Facilitation of Extinction of Conditioned Fear by D-Cycloserine

Davis, M., Myers, K.M., Ressler, K.J. Rothbaum, B.O. (2005). Facilitation of Extinction of Conditioned Fear by D-Cycloserine. American Psychological Association, Volume 14, Number 4, 214-219.

Conditioned fear can be suppressed through a process known as extinction, in which repeated exposure to a fearful stimuli minus any aversive effects leads to a gradual reduction in the fear response. Extinction is not thought to be an "unlearning" process, but rather the addition of a supplementary learning process which actively inhibits or suppresses fear responses that are no longer adaptive. Although not much is known about the neural underpinnings of extinction, it is known that the process depends on NMDA receptors within the amygdala which help to consolidate extinction. The compound D-cycloserine binds to the NMDA receptor and improves its efficiency, and administration of D-cycloserine in rats was shown to dose-dependently enhance extinction.
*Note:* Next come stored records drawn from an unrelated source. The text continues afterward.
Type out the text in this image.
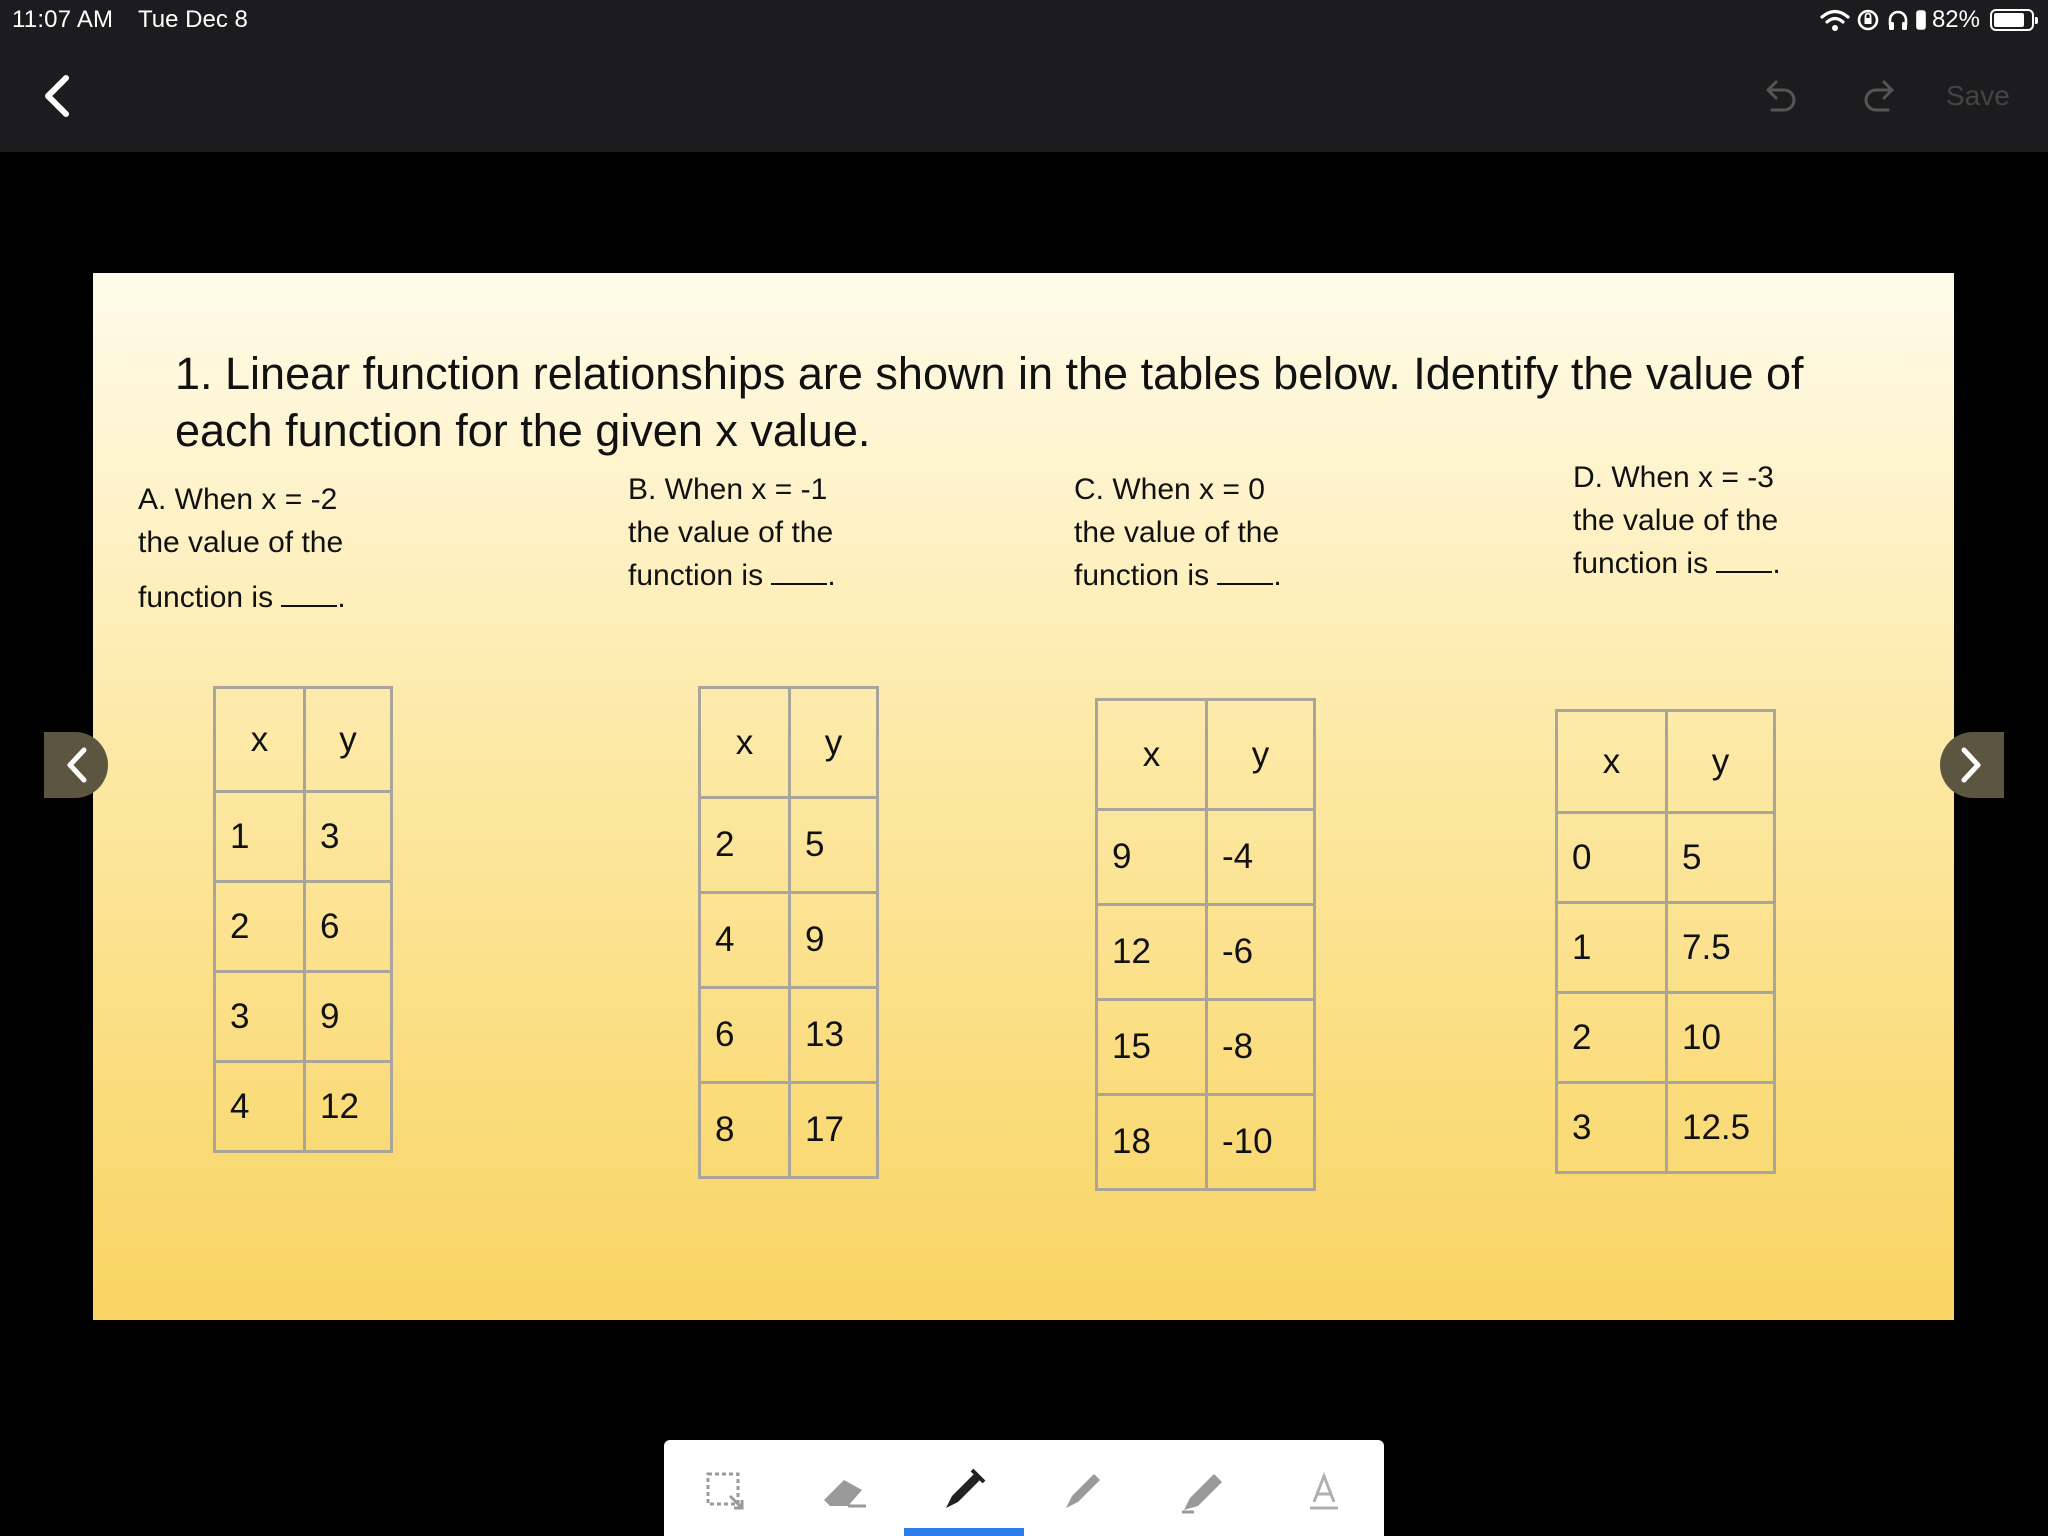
11:07 AM Tue Dec 8	82%
Save
1. Linear function relationships are shown in the tables below. Identify the value of
each function for the given x value.
A. When x = -2
the value of the
function is .
B. When x = -1
the value of the
function is .
C. When x = 0
the value of the
function is .
D. When x = -3
the value of the
function is .
x	y
1	3
2	6
3	9
4	12
x	y
2	5
4	9
6	13
8	17
x	y
9	-4
12	-6
15	-8
18	-10
x	y
0	5
1	7.5
2	10
3	12.5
Taking this laboratory research to the clinic, researchers were curious to see if similar effects would be witnessed in human subjects. This article showed that D-cycloserine used alongside exposure therapy for acrophobics (people suffering from a fear of heights) resulted in significantly larger reductions in phobic symptoms and faster improvement as compared with placebo-controlled subjects. While this paints an optimistic picture for the use of D-cycloserine with phobias, it remains to be seen whether the compound will show equally impressive results in improving cognitive behavioral therapies for more complex anxiety disorders such as PTSD.